Monday, 23 April 2012

Expressing uncertain and vague relationships


As part of our work on CLAROS we're again coming up against the problem of modelling uncertainty and vagueness of relationships using the CIDOC Conceptual Reference Model (CRM).

Say a database has a column for "find location", and which stores free text. In CLAROS we model this as the following pattern:
:object a crm:E22_Man-Made_Object ;
 crm:P16i_was_used_for :finding-object .
:finding-object a crm:E7_Activity ;
 crm:P2_has_type claros:FindActivity ;
 crm:P7_took_place_at :place .

Real-world data

However, we don't always know the find location with certainty. For example, in a database you might expect to see entries like:
  • Ankara
  • Ankara(?)
  • near Ankara
  • between Ankara and Peçenek
How should we model these? First, we should consider our requirements:
  • the model should be as simple as possible
  • the model shouldn't lead to unwarranted interpretations by naïve agents (the open world assumption meets progressive enhancement)
  • where possible we should re-use existing approaches
The first one is obvious; we can say unequivocally that the activity took place at Ankara. The others will require more thought.

Vague relationships

The third and fourth are vague; “how near?”, “how far from the midline between the two places counts as 'between'?”. We can probably assume that if X is between Y and Z that X is near both Y and Z. We can also assume that if X is near Y, then X is almost certainly contained within Y's containing area. For example:
  • “P near Ankara”, “Ankara Province contains Ankara” ⊢ “Ankara Province contains P”
  • “Q between Ankara and Peçenek” ⊢ “P near Ankara”, “P near Peçenek”
    “Q near Ankara”, “Ankara Province contains Ankara” ⊢ “Ankara Province contains Q”
We can model “near” using FOAF's foaf:based_near predicate, which maintains the sense of vagueness. A place that is between to other places can be thought of as being near to both of them. Containment can be modelled using CRM's P87 “falls within” property. By combining both approaches we satisfy CRM-only consumers (who discover an imprecise geographic location), while preserving the original relationship to the nearby place for those that care to look for it.
If we don't trust the assertion that being near somewhere means you share a containing place, we can attempt to encode some uncertainty, as we will see next.

Uncertain relationships

Finally, we have the uncertainty encoded using the “(?)” of the second example.
With the next one we interpret '(?)' to mean that there is some uncertainty as to whether it was actually found in Ankara.

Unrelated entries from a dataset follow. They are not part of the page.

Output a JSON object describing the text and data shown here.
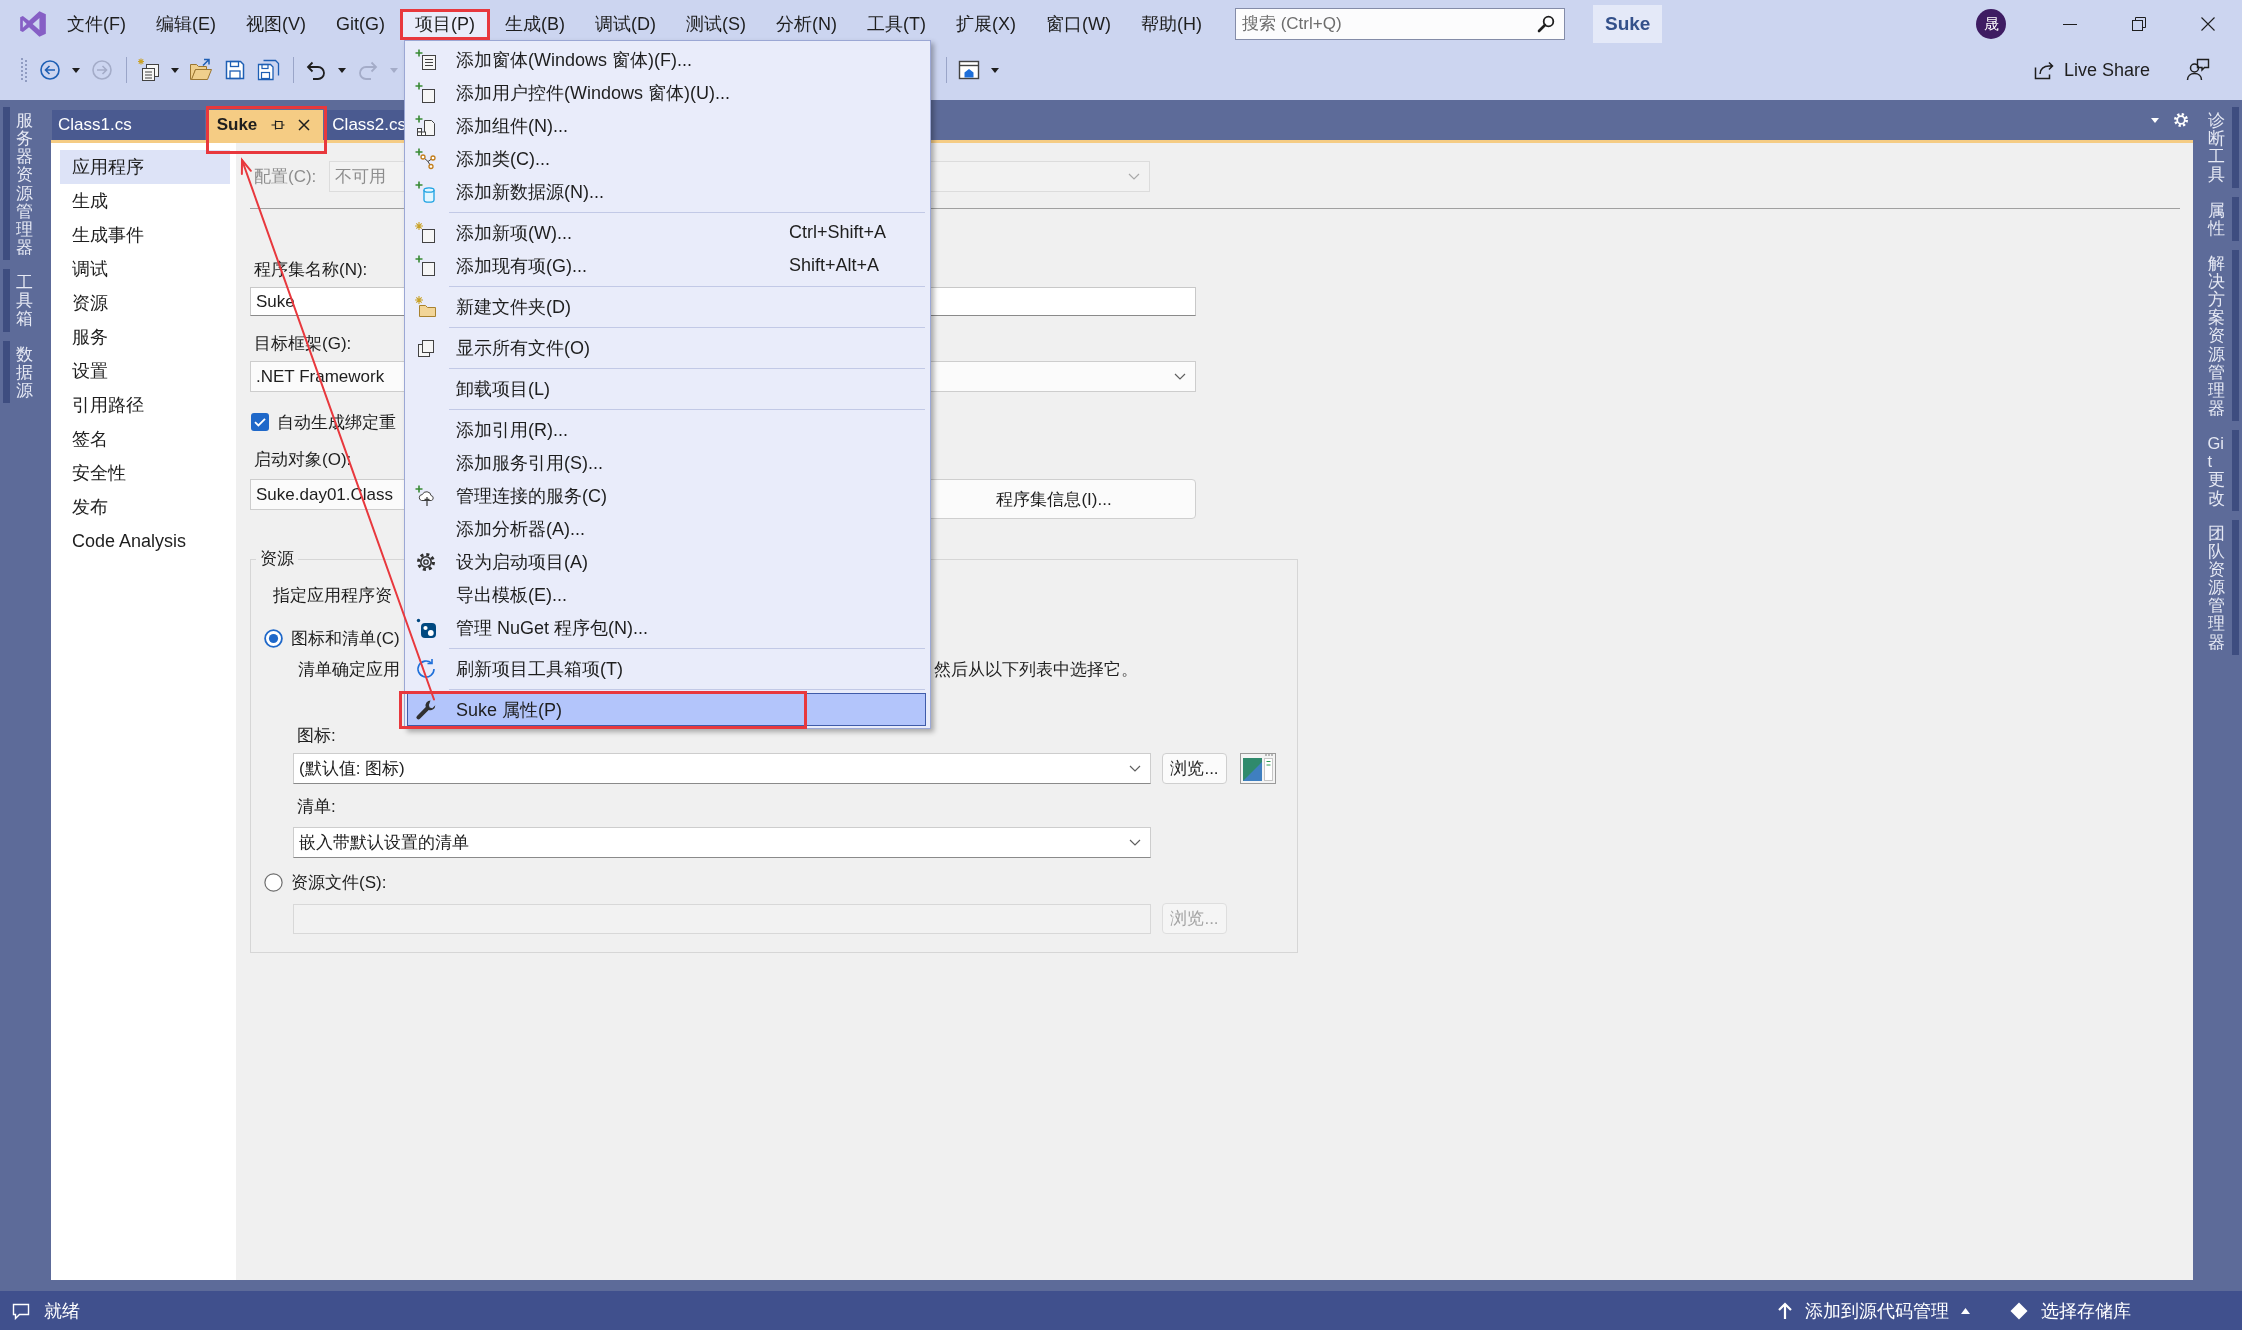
{
  "window": {
    "search": {
      "placeholder": "搜索 (Ctrl+Q)"
    },
    "solution_badge": "Suke",
    "account_initial": "晟"
  },
  "menu_bar": [
    {
      "label": "文件(F)",
      "selected": false,
      "annotated": false
    },
    {
      "label": "编辑(E)",
      "selected": false,
      "annotated": false
    },
    {
      "label": "视图(V)",
      "selected": false,
      "annotated": false
    },
    {
      "label": "Git(G)",
      "selected": false,
      "annotated": false
    },
    {
      "label": "项目(P)",
      "selected": true,
      "annotated": true
    },
    {
      "label": "生成(B)",
      "selected": false,
      "annotated": false
    },
    {
      "label": "调试(D)",
      "selected": false,
      "annotated": false
    },
    {
      "label": "测试(S)",
      "selected": false,
      "annotated": false
    },
    {
      "label": "分析(N)",
      "selected": false,
      "annotated": false
    },
    {
      "label": "工具(T)",
      "selected": false,
      "annotated": false
    },
    {
      "label": "扩展(X)",
      "selected": false,
      "annotated": false
    },
    {
      "label": "窗口(W)",
      "selected": false,
      "annotated": false
    },
    {
      "label": "帮助(H)",
      "selected": false,
      "annotated": false
    }
  ],
  "toolbar": {
    "buttons": [
      {
        "disabled": false
      },
      {
        "disabled": true
      },
      {
        "disabled": false
      },
      {
        "disabled": false
      },
      {
        "disabled": false
      },
      {
        "disabled": false
      },
      {
        "disabled": false
      },
      {
        "disabled": true
      },
      {
        "disabled": false
      }
    ],
    "live_share": "Live Share"
  },
  "left_tool_tabs": [
    {
      "label": "服务器资源管理器"
    },
    {
      "label": "工具箱"
    },
    {
      "label": "数据源"
    }
  ],
  "document_tabs": [
    {
      "label": "Class1.cs",
      "selected": false,
      "annotated": false
    },
    {
      "label": "Suke",
      "selected": true,
      "annotated": true
    },
    {
      "label": "Class2.cs",
      "selected": false,
      "annotated": false
    }
  ],
  "sidebar": {
    "items": [
      {
        "label": "应用程序",
        "selected": true
      },
      {
        "label": "生成",
        "selected": false
      },
      {
        "label": "生成事件",
        "selected": false
      },
      {
        "label": "调试",
        "selected": false
      },
      {
        "label": "资源",
        "selected": false
      },
      {
        "label": "服务",
        "selected": false
      },
      {
        "label": "设置",
        "selected": false
      },
      {
        "label": "引用路径",
        "selected": false
      },
      {
        "label": "签名",
        "selected": false
      },
      {
        "label": "安全性",
        "selected": false
      },
      {
        "label": "发布",
        "selected": false
      },
      {
        "label": "Code Analysis",
        "selected": false
      }
    ]
  },
  "application_page": {
    "configuration": {
      "label": "配置(C):",
      "value": "不可用",
      "disabled": true
    },
    "assembly_name": {
      "label": "程序集名称(N):",
      "value": "Suke"
    },
    "target_framework": {
      "label": "目标框架(G):",
      "value": ".NET Framework"
    },
    "auto_binding_redirects": {
      "label": "自动生成绑定重",
      "checked": true
    },
    "startup_object": {
      "label": "启动对象(O):",
      "value": "Suke.day01.Class"
    },
    "assembly_info_button": {
      "label": "程序集信息(I)..."
    },
    "resources": {
      "title": "资源",
      "intro": "指定应用程序资",
      "icon_and_manifest": {
        "label": "图标和清单(C)",
        "selected": true,
        "hint_start": "清单确定应用",
        "hint_end": "然后从以下列表中选择它。",
        "icon": {
          "label": "图标:",
          "value": "(默认值: 图标)",
          "browse": "浏览..."
        },
        "manifest": {
          "label": "清单:",
          "value": "嵌入带默认设置的清单"
        }
      },
      "resource_file": {
        "label": "资源文件(S):",
        "selected": false,
        "browse": "浏览...",
        "disabled": true
      }
    }
  },
  "right_tool_tabs": [
    {
      "label": "诊断工具"
    },
    {
      "label": "属性"
    },
    {
      "label": "解决方案资源管理器"
    },
    {
      "label": "Git 更改"
    },
    {
      "label": "团队资源管理器"
    }
  ],
  "project_menu": {
    "sections": [
      {
        "items": [
          {
            "label": "添加窗体(Windows 窗体)(F)...",
            "selected": false,
            "annotated": false
          },
          {
            "label": "添加用户控件(Windows 窗体)(U)...",
            "selected": false,
            "annotated": false
          },
          {
            "label": "添加组件(N)...",
            "selected": false,
            "annotated": false
          },
          {
            "label": "添加类(C)...",
            "selected": false,
            "annotated": false
          },
          {
            "label": "添加新数据源(N)...",
            "selected": false,
            "annotated": false
          }
        ]
      },
      {
        "items": [
          {
            "label": "添加新项(W)...",
            "shortcut": "Ctrl+Shift+A",
            "selected": false,
            "annotated": false
          },
          {
            "label": "添加现有项(G)...",
            "shortcut": "Shift+Alt+A",
            "selected": false,
            "annotated": false
          }
        ]
      },
      {
        "items": [
          {
            "label": "新建文件夹(D)",
            "selected": false,
            "annotated": false
          }
        ]
      },
      {
        "items": [
          {
            "label": "显示所有文件(O)",
            "selected": false,
            "annotated": false
          }
        ]
      },
      {
        "items": [
          {
            "label": "卸载项目(L)",
            "selected": false,
            "annotated": false
          }
        ]
      },
      {
        "items": [
          {
            "label": "添加引用(R)...",
            "selected": false,
            "annotated": false
          },
          {
            "label": "添加服务引用(S)...",
            "selected": false,
            "annotated": false
          },
          {
            "label": "管理连接的服务(C)",
            "selected": false,
            "annotated": false
          },
          {
            "label": "添加分析器(A)...",
            "selected": false,
            "annotated": false
          },
          {
            "label": "设为启动项目(A)",
            "selected": false,
            "annotated": false
          },
          {
            "label": "导出模板(E)...",
            "selected": false,
            "annotated": false
          },
          {
            "label": "管理 NuGet 程序包(N)...",
            "selected": false,
            "annotated": false
          }
        ]
      },
      {
        "items": [
          {
            "label": "刷新项目工具箱项(T)",
            "selected": false,
            "annotated": false
          }
        ]
      },
      {
        "items": [
          {
            "label": "Suke 属性(P)",
            "selected": true,
            "annotated": true
          }
        ]
      }
    ]
  },
  "status_bar": {
    "status": "就绪",
    "source_control": "添加到源代码管理",
    "repository": "选择存储库"
  }
}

Because of this it would be misleading to say simply that the activity took place at Ankara.

I posed this problem to the crm-sig mailing list, and received a response suggesting that the RDF reification vocabulary would be a good fit. The RDF semantics document says that “a reification of a triple does not entail the triple, and is not entailed by it”. This might seem a bit counter-intutive, but it makes sense when you consider that the reified statement might be attested more than once, and that it might not necessarily be true. We could thus use a reified statement and attach properties to say “this statement is possibly true”. However, this is rather verbose and produces patterns that are very unlike un-reified RDF.
Martin Doerr suggested superclassing the relevant CRM properties to produce uncertain variants. Hence P7_took_place_at is a subproperty of P7_possibly_took_place_at. This allows agents to either query for the former (finding certain relationships) or query for the latter and its subproperties. If a query engine supports basic inference, then the latter comes for free, otherwise one would turn a query like:
SELECT * WHERE {
 ?event crm:P7_took_place_at ?place
}
into:
SELECT * WHERE {
 ?took_place_at rdfs:subPropertyOf? ex:P7_possibly_took_place_at .
 ?event ?took_place_at ?place
}
Here, the question mark after rdfs:subPropertyOf denotes a property path (a route from one thing to another through the RDF graph) consisting of zero or one instances of the given property. Thus, ?took_place_at is bound in turn to ex:P7_possibly_took_place_at and all its immediate sub-properties. Assuming that there is a well-understood property linking a property to its uncertain variant, ex:uncertainVariantOf, then we could also formulate this as:
SELECT * WHERE {
 ?took_place_at ex:uncertainVariantOf? crm:P7_took_place_at .
 ?event ?took_place_at ?place
}
This is (in my view) rather cleaner than the reification approach. It should be possible to programmatically generate uncertain variants of vocabularies from the original vocabulary definition, and to transform SPARQL queries to take into account uncertain relationships.
So, does defining a way to create uncertain vocabularies linked to their certain counterparts sound like a good idea?